At the local level, taxes on wireless services may be referred to as franchise fees, utility fees, or right-of-way fees. To collect money, local governments often attempt to force a modern technology — wireless service — to comply with tax statutes that belong to another age. One jurisdiction in Missouri is attempting to levy a local business privilege tax on wireless consumers, based on ordinances that deal with trimming trees and putting up telephone poles—something that the wireless industry doesn’t need to do.
As wireless services grow and landline services decrease, these jurisdictions are seeing their existing source of revenue— discriminatory taxes on landline companies—go away. "Local governments are challenged," says Canning. "They are fighting very hard what's coming with convergence and technological change. They don't want any change in the regulations, taxes, or fee status that apply to the wireless industry, because under the old utility system they were provided with a lot of money.” The governments are responding to changes by trying to impose outdated monopoly-era fee structures on a competitive industry.
“In the past, it was easy for state and local governments to assess these taxes, because there was just one company providing service, and that company didn’t have to worry about passing the cost on to the consumer; there were no other providers,” adds Neal Osten, federal affairs counsel for the National Conference of State Legislatures (NCSL).
“But deregulation helped to enhance competition and those taxes started to become a problem. As new companies form and new ways of communication become an option, people have choices about telephone service and not paying taxes — with VOIP, for example. What’s happened is that taxes have become a competitive disadvantage for landline, wireless, and cable companies that are providing services.”
Wireless taxes hurt consumers
Excessive wireless taxes are regressive, hitting the most vulnerable customers the hardest. “Governments can’t seem to get rid of the ancient mindset that telecom services are some kind of luxury. But what was deemed a luxury just five years ago is now very common even to working class families,” says Pete Sepp, Vice-President of Communications, National Taxpayers Union. “With wireless communication becoming cheaper than landlines to maintain and own under certain circumstances, a telecom consumer is likely to find wireless more attractive than landline from the most basic value standpoint. Governments know this, which is why they’re working so hard to find ways to trap wireless communications in some kind of tax web.”
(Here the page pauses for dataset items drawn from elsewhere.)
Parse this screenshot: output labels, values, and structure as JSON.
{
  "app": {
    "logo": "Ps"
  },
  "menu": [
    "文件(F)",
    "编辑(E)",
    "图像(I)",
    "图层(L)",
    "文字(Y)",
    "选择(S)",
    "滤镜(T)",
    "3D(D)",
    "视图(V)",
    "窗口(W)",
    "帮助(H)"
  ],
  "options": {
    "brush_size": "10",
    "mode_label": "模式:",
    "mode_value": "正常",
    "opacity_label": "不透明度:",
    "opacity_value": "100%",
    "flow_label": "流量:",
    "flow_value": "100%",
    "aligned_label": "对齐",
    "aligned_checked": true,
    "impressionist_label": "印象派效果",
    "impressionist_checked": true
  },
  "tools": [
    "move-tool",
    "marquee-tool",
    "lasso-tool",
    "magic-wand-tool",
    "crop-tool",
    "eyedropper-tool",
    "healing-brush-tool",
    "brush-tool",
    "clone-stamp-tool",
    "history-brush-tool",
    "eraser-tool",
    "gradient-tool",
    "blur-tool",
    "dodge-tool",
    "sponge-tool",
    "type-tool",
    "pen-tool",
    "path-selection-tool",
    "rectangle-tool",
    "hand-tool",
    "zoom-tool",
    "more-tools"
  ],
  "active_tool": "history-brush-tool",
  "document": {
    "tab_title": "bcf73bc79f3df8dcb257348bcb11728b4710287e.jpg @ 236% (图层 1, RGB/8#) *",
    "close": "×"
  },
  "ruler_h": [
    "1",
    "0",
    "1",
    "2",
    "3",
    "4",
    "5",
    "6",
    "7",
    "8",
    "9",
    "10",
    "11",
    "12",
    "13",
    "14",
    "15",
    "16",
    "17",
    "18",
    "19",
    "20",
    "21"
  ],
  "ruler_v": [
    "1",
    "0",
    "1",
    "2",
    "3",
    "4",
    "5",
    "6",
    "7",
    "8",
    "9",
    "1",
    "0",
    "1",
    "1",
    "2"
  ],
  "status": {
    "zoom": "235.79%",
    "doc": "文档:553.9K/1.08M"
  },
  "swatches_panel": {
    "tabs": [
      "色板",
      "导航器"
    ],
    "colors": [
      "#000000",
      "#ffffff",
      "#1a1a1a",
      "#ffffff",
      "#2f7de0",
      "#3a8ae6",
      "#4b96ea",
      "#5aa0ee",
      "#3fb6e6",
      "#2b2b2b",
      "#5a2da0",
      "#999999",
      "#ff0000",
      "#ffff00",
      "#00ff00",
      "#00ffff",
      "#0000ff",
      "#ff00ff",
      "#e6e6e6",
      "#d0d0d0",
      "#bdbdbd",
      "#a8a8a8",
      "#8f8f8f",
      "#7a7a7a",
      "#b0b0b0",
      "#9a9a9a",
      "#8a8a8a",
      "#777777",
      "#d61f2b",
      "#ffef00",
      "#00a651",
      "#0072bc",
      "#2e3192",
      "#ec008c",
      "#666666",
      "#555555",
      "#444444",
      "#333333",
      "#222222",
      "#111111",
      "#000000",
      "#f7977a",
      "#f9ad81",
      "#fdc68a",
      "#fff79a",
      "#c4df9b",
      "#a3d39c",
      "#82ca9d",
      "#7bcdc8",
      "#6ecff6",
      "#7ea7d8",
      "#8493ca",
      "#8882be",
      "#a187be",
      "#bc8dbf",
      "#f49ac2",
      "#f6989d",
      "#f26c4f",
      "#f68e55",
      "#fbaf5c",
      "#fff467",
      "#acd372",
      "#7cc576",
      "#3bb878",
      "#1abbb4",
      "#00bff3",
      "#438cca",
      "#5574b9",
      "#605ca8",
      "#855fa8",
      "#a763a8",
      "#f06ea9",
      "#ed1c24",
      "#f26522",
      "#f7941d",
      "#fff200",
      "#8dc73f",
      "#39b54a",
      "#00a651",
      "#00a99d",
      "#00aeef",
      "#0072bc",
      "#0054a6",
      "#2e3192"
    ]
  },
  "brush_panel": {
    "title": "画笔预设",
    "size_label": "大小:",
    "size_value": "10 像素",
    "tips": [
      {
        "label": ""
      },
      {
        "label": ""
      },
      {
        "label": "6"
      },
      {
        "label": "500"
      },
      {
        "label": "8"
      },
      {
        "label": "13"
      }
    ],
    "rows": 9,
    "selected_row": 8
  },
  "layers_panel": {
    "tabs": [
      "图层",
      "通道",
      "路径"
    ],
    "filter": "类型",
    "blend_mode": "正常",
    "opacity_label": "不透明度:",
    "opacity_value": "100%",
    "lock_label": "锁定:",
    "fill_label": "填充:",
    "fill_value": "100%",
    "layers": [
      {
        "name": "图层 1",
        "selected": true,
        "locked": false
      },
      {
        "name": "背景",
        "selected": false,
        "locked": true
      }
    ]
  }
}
The money that people spend on taxes is money they don’t use to buy services, which can ultimately slow technological development. “As we are able to sell more services to consumers, those resources are reinvested in newer, high speed, broadband networks and in new innovative services,” Canning says. “The impact of these taxes means that we’re not going to see the same innovation and wireless broadband deployment and capacity that legislators want to see.”